Pre Engineered Buildings

Perhaps it is the way "prefab" rolls off the tongue like a delicious dessert. Or maybe it is the magnificent luster of a little box that is paradoxically modest and garish, opulent and frugal, retro and futuristic. These intriguing, quickly-assembled, factory-made pre-engineered steel buildings hold such promise. Can they deliver us from this lumber-dependent, environmentally destructive world? Can they offer the promise of trailer park modernization in a tasteful way that will appreciate property values? Can boomers downsize in style? Is this the post-modern, anti-mansion of the stars? Whatever the allure, famous architects have chosen prefab metal buildings as their playground.

In the school of architecture, modular or prefab steel buildings represent clean clutter-free lines, the minimalist geometric shapes of nature and a throwback to primitive man. Part of the fun with these designs is that they can be linked together like Lego pieces, mixed and matched, built up or deduced down. Walter Gropius, Frank Lloyd Wright and Buckminster Fuller envisioned these smart designs being mass produced as quickly and efficiently as an automobile on an assembly line. Fuller particularly felt prefabs could change the way people lived. Initially, it was a vehicle for avant-garde expressionism for experienced architects who were bored with trends of the times, but now it has extended to home owners via the internet, allowing people to customize their steel buildings however they see fit.

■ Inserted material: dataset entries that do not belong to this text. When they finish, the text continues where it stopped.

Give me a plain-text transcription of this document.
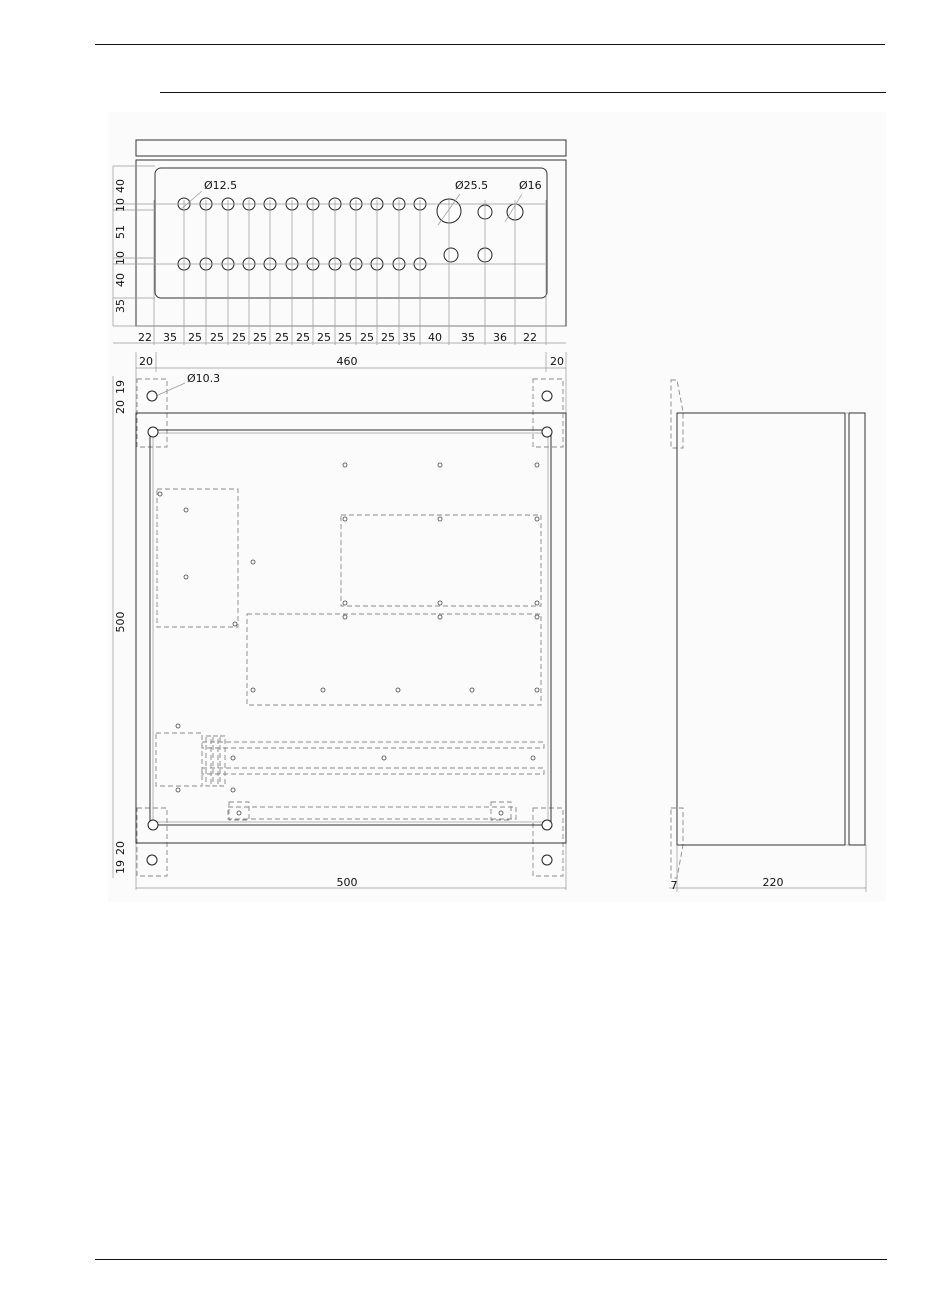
40
10
51
10
40
35
22 35 25 25 25 25 25 25 25 25 25 25 35 40 35 36 22
Ø12.5	Ø25.5	Ø16
20	460	20
Ø10.3
20
19
500
20
19
500	7	220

Pre engineered steel buildings have become the darling of many famous architects. Ray Kappe, winner of the Topaz Medal, shows off his eco-friendly prefab metal buildings at www.livinghomes.net. Renowned architect Frank Lloyd Wright designed eleven prefab homes in Sevens Point, Bayside and Madison, Wisconsin. In the fifties, his homes sold for $55,000, which was extremely high back then. Le Corbusier was taken up with turn-of-the-century industrialism and the opportunity to build quick villages in factories to help post-war families start anew. Mies van der Rohe is often referred to as "the father of the glass and steel modernist skyscraper," although he also worked on a very small scale to create structures that lacked ornamentation, instead reveling in clean, simple lines.

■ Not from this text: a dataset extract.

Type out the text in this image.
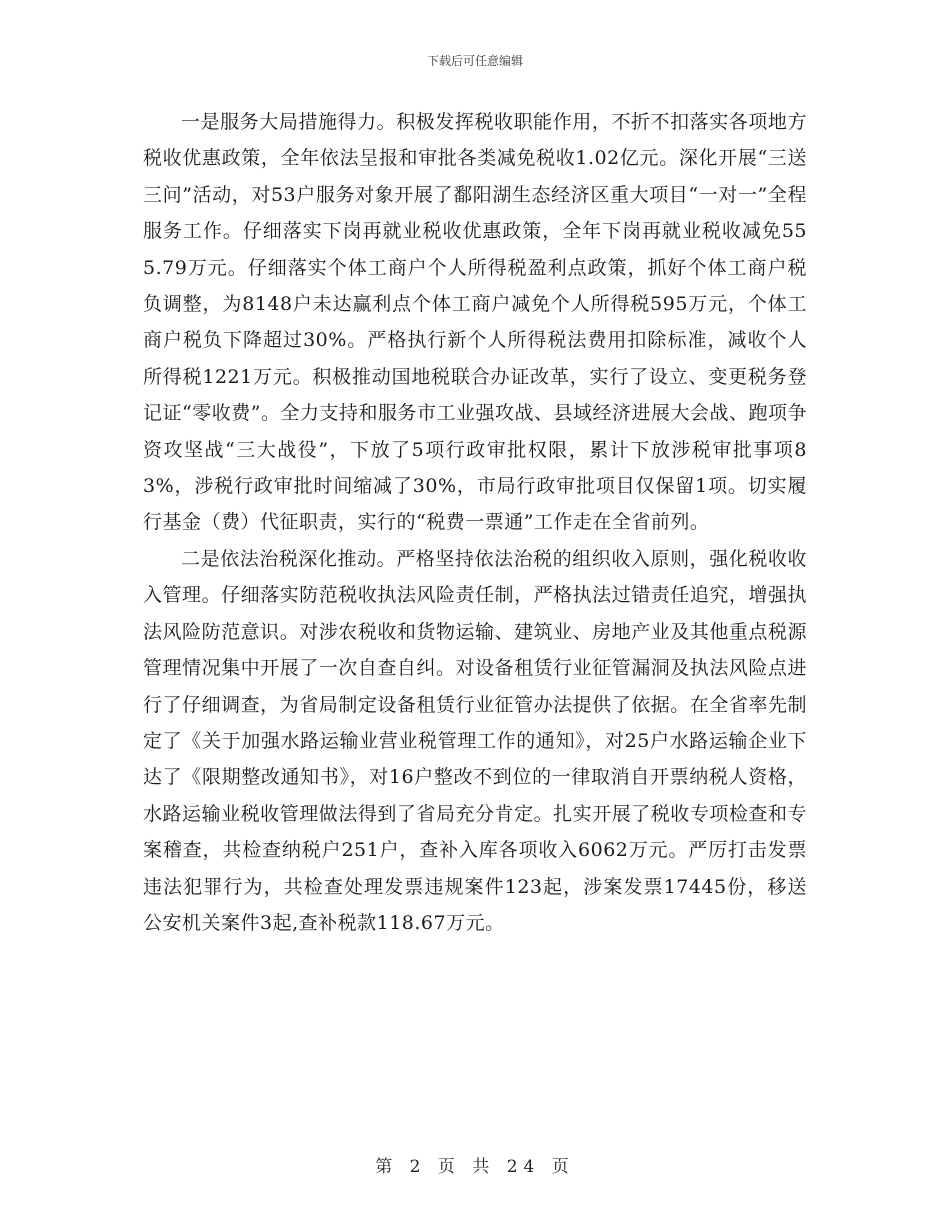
下载后可任意编辑

一是服务大局措施得力。积极发挥税收职能作用，不折不扣落实各项地方税收优惠政策，全年依法呈报和审批各类减免税收1.02亿元。深化开展“三送三问”活动，对53户服务对象开展了鄱阳湖生态经济区重大项目“一对一”全程服务工作。仔细落实下岗再就业税收优惠政策，全年下岗再就业税收减免555.79万元。仔细落实个体工商户个人所得税盈利点政策，抓好个体工商户税负调整，为8148户未达赢利点个体工商户减免个人所得税595万元，个体工商户税负下降超过30%。严格执行新个人所得税法费用扣除标准，减收个人所得税1221万元。积极推动国地税联合办证改革，实行了设立、变更税务登记证“零收费”。全力支持和服务市工业强攻战、县域经济进展大会战、跑项争资攻坚战“三大战役”，下放了5项行政审批权限，累计下放涉税审批事项83%，涉税行政审批时间缩减了30%，市局行政审批项目仅保留1项。切实履行基金（费）代征职责，实行的“税费一票通”工作走在全省前列。

二是依法治税深化推动。严格坚持依法治税的组织收入原则，强化税收收入管理。仔细落实防范税收执法风险责任制，严格执法过错责任追究，增强执法风险防范意识。对涉农税收和货物运输、建筑业、房地产业及其他重点税源管理情况集中开展了一次自查自纠。对设备租赁行业征管漏洞及执法风险点进行了仔细调查，为省局制定设备租赁行业征管办法提供了依据。在全省率先制定了《关于加强水路运输业营业税管理工作的通知》，对25户水路运输企业下达了《限期整改通知书》，对16户整改不到位的一律取消自开票纳税人资格，水路运输业税收管理做法得到了省局充分肯定。扎实开展了税收专项检查和专案稽查，共检查纳税户251户，查补入库各项收入6062万元。严厉打击发票违法犯罪行为，共检查处理发票违规案件123起，涉案发票17445份，移送公安机关案件3起,查补税款118.67万元。

第 2 页 共 24 页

The first Pre Engineered Buildings were built around the idea of comfort and a do-it-yourself attitude. In the 1830s, London carpenter H. Manning built "the Manning Portage Cottage" after immigrating to Australia. Since he didn't want to deal with the hassle of tracking down materials in the new land, he needed to construct his house of pieces he could bring with him on a ship. Once his prefab building turned out well, he began importing and raising a number of cottages. In 1908, Sears, Roebuck and Co. marketed metal building kits by catalogue, costing less than two-thirds of a traditional house. In fact, more than 100,000 sold. Far less prefab metal buildings sell these days, but people use prefabs as metal storage buildings, steel barns, office buildings and more.